The A.P.R. is increasingly anachronistic. First, online buyers want to buy from anyone, anywhere at any time. Territorial restrictions thwart this popular benefit of e-commerce and most buyers don’t see the need for restricted access of supply. Second, the economics of distribution, where protected territories offer a margin buffer to service a “high-cost” vendor are changing. Today, e-commerce takes significant costs out of the buying channel and these costs are not, in many ways, driven by the vendor. They are service costs related to the distributor’s decision to support the new technology. If the distributor won’t invest in rich product content and search options, which increase customer service while bringing the cost-to-serve down, they will be increasingly non-competitive. This decision is theirs to make and has little to do with the vendor.

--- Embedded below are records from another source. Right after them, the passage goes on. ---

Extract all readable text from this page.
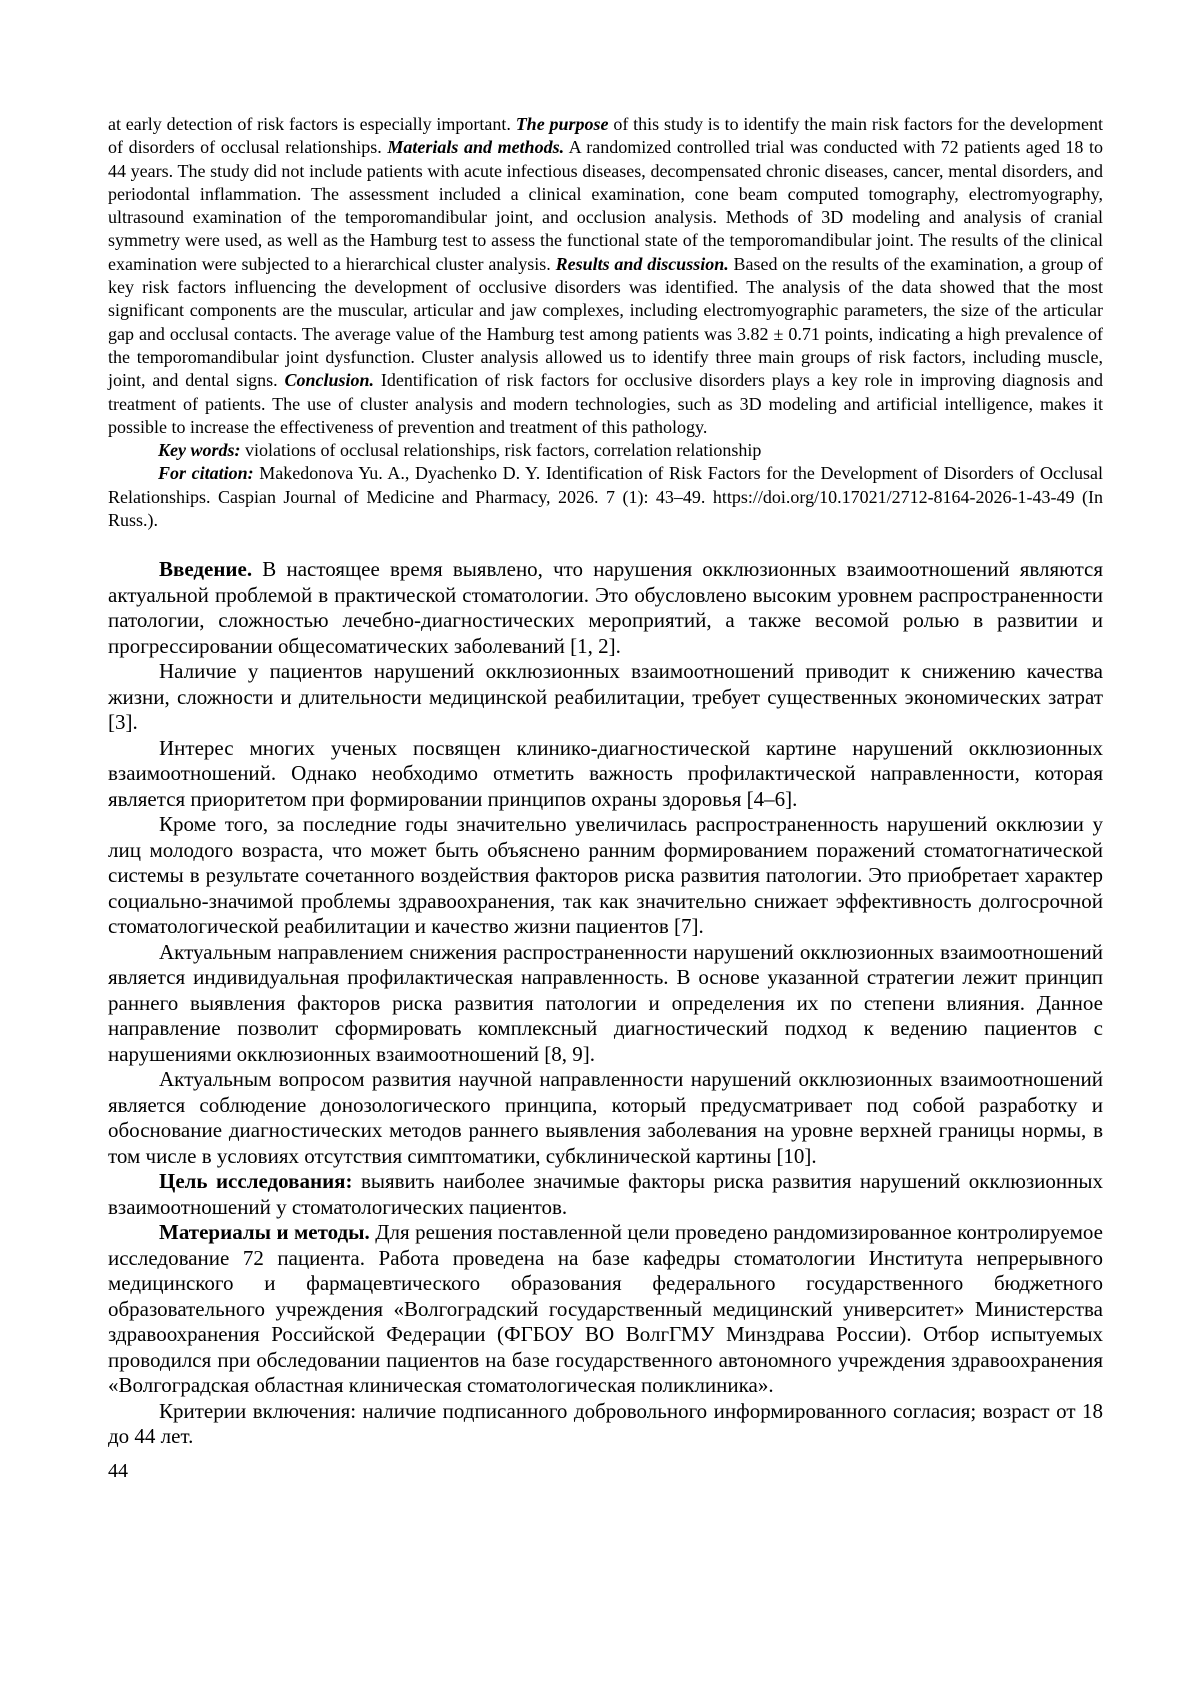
at early detection of risk factors is especially important. The purpose of this study is to identify the main risk factors for the development of disorders of occlusal relationships. Materials and methods. A randomized controlled trial was conducted with 72 patients aged 18 to 44 years. The study did not include patients with acute infectious diseases, decompensated chronic diseases, cancer, mental disorders, and periodontal inflammation. The assessment included a clinical examination, cone beam computed tomography, electromyography, ultrasound examination of the temporomandibular joint, and occlusion analysis. Methods of 3D modeling and analysis of cranial symmetry were used, as well as the Hamburg test to assess the functional state of the temporomandibular joint. The results of the clinical examination were subjected to a hierarchical cluster analysis. Results and discussion. Based on the results of the examination, a group of key risk factors influencing the development of occlusive disorders was identified. The analysis of the data showed that the most significant components are the muscular, articular and jaw complexes, including electromyographic parameters, the size of the articular gap and occlusal contacts. The average value of the Hamburg test among patients was 3.82 ± 0.71 points, indicating a high prevalence of the temporomandibular joint dysfunction. Cluster analysis allowed us to identify three main groups of risk factors, including muscle, joint, and dental signs. Conclusion. Identification of risk factors for occlusive disorders plays a key role in improving diagnosis and treatment of patients. The use of cluster analysis and modern technologies, such as 3D modeling and artificial intelligence, makes it possible to increase the effectiveness of prevention and treatment of this pathology.

Key words: violations of occlusal relationships, risk factors, correlation relationship

For citation: Makedonova Yu. A., Dyachenko D. Y. Identification of Risk Factors for the Development of Disorders of Occlusal Relationships. Caspian Journal of Medicine and Pharmacy, 2026. 7 (1): 43–49. https://doi.org/10.17021/2712-8164-2026-1-43-49 (In Russ.).

Введение. В настоящее время выявлено, что нарушения окклюзионных взаимоотношений являются актуальной проблемой в практической стоматологии. Это обусловлено высоким уровнем распространенности патологии, сложностью лечебно-диагностических мероприятий, а также весомой ролью в развитии и прогрессировании общесоматических заболеваний [1, 2].

Наличие у пациентов нарушений окклюзионных взаимоотношений приводит к снижению качества жизни, сложности и длительности медицинской реабилитации, требует существенных экономических затрат [3].

Интерес многих ученых посвящен клинико-диагностической картине нарушений окклюзионных взаимоотношений. Однако необходимо отметить важность профилактической направленности, которая является приоритетом при формировании принципов охраны здоровья [4–6].

Кроме того, за последние годы значительно увеличилась распространенность нарушений окклюзии у лиц молодого возраста, что может быть объяснено ранним формированием поражений стоматогнатической системы в результате сочетанного воздействия факторов риска развития патологии. Это приобретает характер социально-значимой проблемы здравоохранения, так как значительно снижает эффективность долгосрочной стоматологической реабилитации и качество жизни пациентов [7].

Актуальным направлением снижения распространенности нарушений окклюзионных взаимоотношений является индивидуальная профилактическая направленность. В основе указанной стратегии лежит принцип раннего выявления факторов риска развития патологии и определения их по степени влияния. Данное направление позволит сформировать комплексный диагностический подход к ведению пациентов с нарушениями окклюзионных взаимоотношений [8, 9].

Актуальным вопросом развития научной направленности нарушений окклюзионных взаимоотношений является соблюдение донозологического принципа, который предусматривает под собой разработку и обоснование диагностических методов раннего выявления заболевания на уровне верхней границы нормы, в том числе в условиях отсутствия симптоматики, субклинической картины [10].

Цель исследования: выявить наиболее значимые факторы риска развития нарушений окклюзионных взаимоотношений у стоматологических пациентов.

Материалы и методы. Для решения поставленной цели проведено рандомизированное контролируемое исследование 72 пациента. Работа проведена на базе кафедры стоматологии Института непрерывного медицинского и фармацевтического образования федерального государственного бюджетного образовательного учреждения «Волгоградский государственный медицинский университет» Министерства здравоохранения Российской Федерации (ФГБОУ ВО ВолгГМУ Минздрава России). Отбор испытуемых проводился при обследовании пациентов на базе государственного автономного учреждения здравоохранения «Волгоградская областная клиническая стоматологическая поликлиника».

Критерии включения: наличие подписанного добровольного информированного согласия; возраст от 18 до 44 лет.

44
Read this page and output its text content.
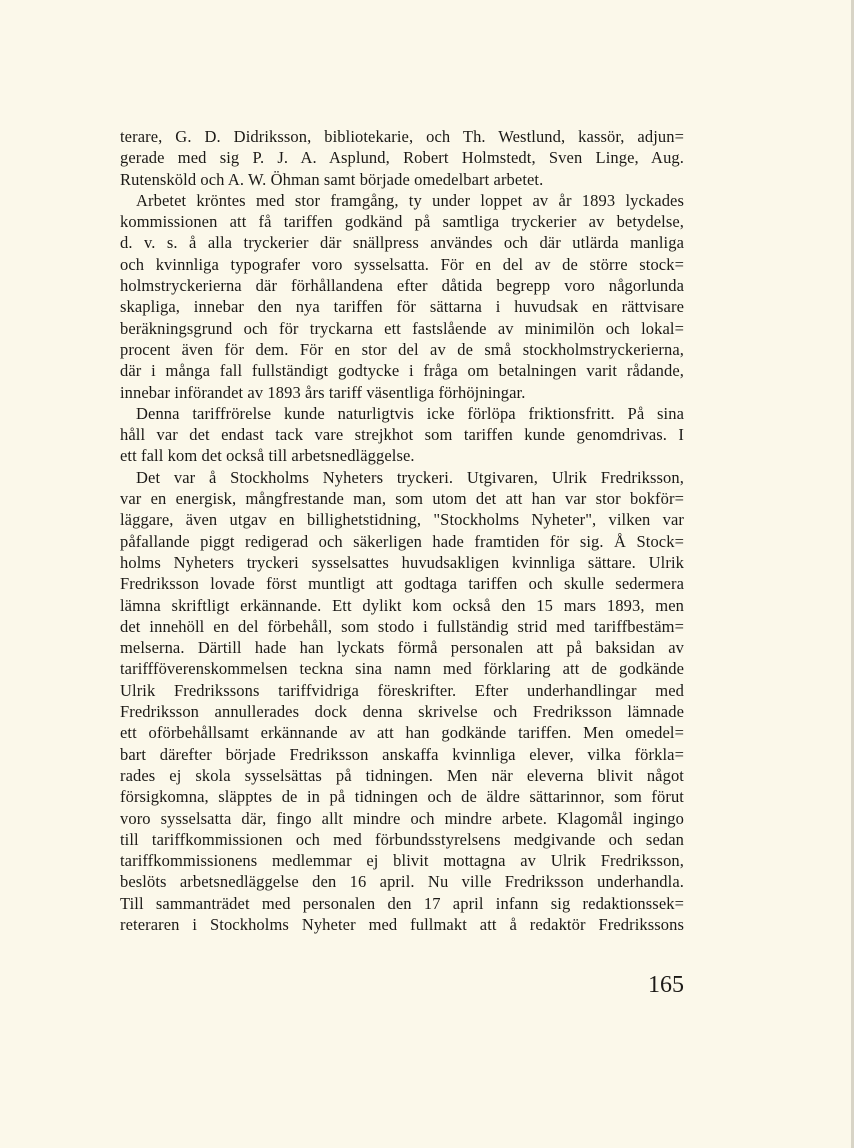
terare, G. D. Didriksson, bibliotekarie, och Th. Westlund, kassör, adjun=
gerade med sig P. J. A. Asplund, Robert Holmstedt, Sven Linge, Aug.
Rutensköld och A. W. Öhman samt började omedelbart arbetet.
Arbetet kröntes med stor framgång, ty under loppet av år 1893 lyckades
kommissionen att få tariffen godkänd på samtliga tryckerier av betydelse,
d. v. s. å alla tryckerier där snällpress användes och där utlärda manliga
och kvinnliga typografer voro sysselsatta. För en del av de större stock=
holmstryckerierna där förhållandena efter dåtida begrepp voro någorlunda
skapliga, innebar den nya tariffen för sättarna i huvudsak en rättvisare
beräkningsgrund och för tryckarna ett fastslående av minimilön och lokal=
procent även för dem. För en stor del av de små stockholmstryckerierna,
där i många fall fullständigt godtycke i fråga om betalningen varit rådande,
innebar införandet av 1893 års tariff väsentliga förhöjningar.
Denna tariffrörelse kunde naturligtvis icke förlöpa friktionsfritt. På sina
håll var det endast tack vare strejkhot som tariffen kunde genomdrivas. I
ett fall kom det också till arbetsnedläggelse.
Det var å Stockholms Nyheters tryckeri. Utgivaren, Ulrik Fredriksson,
var en energisk, mångfrestande man, som utom det att han var stor bokför=
läggare, även utgav en billighetstidning, "Stockholms Nyheter", vilken var
påfallande piggt redigerad och säkerligen hade framtiden för sig. Å Stock=
holms Nyheters tryckeri sysselsattes huvudsakligen kvinnliga sättare. Ulrik
Fredriksson lovade först muntligt att godtaga tariffen och skulle sedermera
lämna skriftligt erkännande. Ett dylikt kom också den 15 mars 1893, men
det innehöll en del förbehåll, som stodo i fullständig strid med tariffbestäm=
melserna. Därtill hade han lyckats förmå personalen att på baksidan av
tariffföverenskommelsen teckna sina namn med förklaring att de godkände
Ulrik Fredrikssons tariffvidriga föreskrifter. Efter underhandlingar med
Fredriksson annullerades dock denna skrivelse och Fredriksson lämnade
ett oförbehållsamt erkännande av att han godkände tariffen. Men omedel=
bart därefter började Fredriksson anskaffa kvinnliga elever, vilka förkla=
rades ej skola sysselsättas på tidningen. Men när eleverna blivit något
försigkomna, släpptes de in på tidningen och de äldre sättarinnor, som förut
voro sysselsatta där, fingo allt mindre och mindre arbete. Klagomål ingingo
till tariffkommissionen och med förbundsstyrelsens medgivande och sedan
tariffkommissionens medlemmar ej blivit mottagna av Ulrik Fredriksson,
beslöts arbetsnedläggelse den 16 april. Nu ville Fredriksson underhandla.
Till sammanträdet med personalen den 17 april infann sig redaktionssek=
reteraren i Stockholms Nyheter med fullmakt att å redaktör Fredrikssons
165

In short, an A.P.R. restriction is counter to the way the online buyer wants to transact and has less and less to do with the cost of service of a particular line.
Finally, policing of the A.P.R. for infractions is almost impossible to do without original and detailed point-of-sale information from the distributor’s order manifest. Too, the inspection process, for A.P.R. compliance, is labor intensive and costly. It is also punitive in nature which doesn’t make for good channel partners.
We view A.P.R.s as, mostly, obsolete. They are for a different set of channel economics of an earlier time.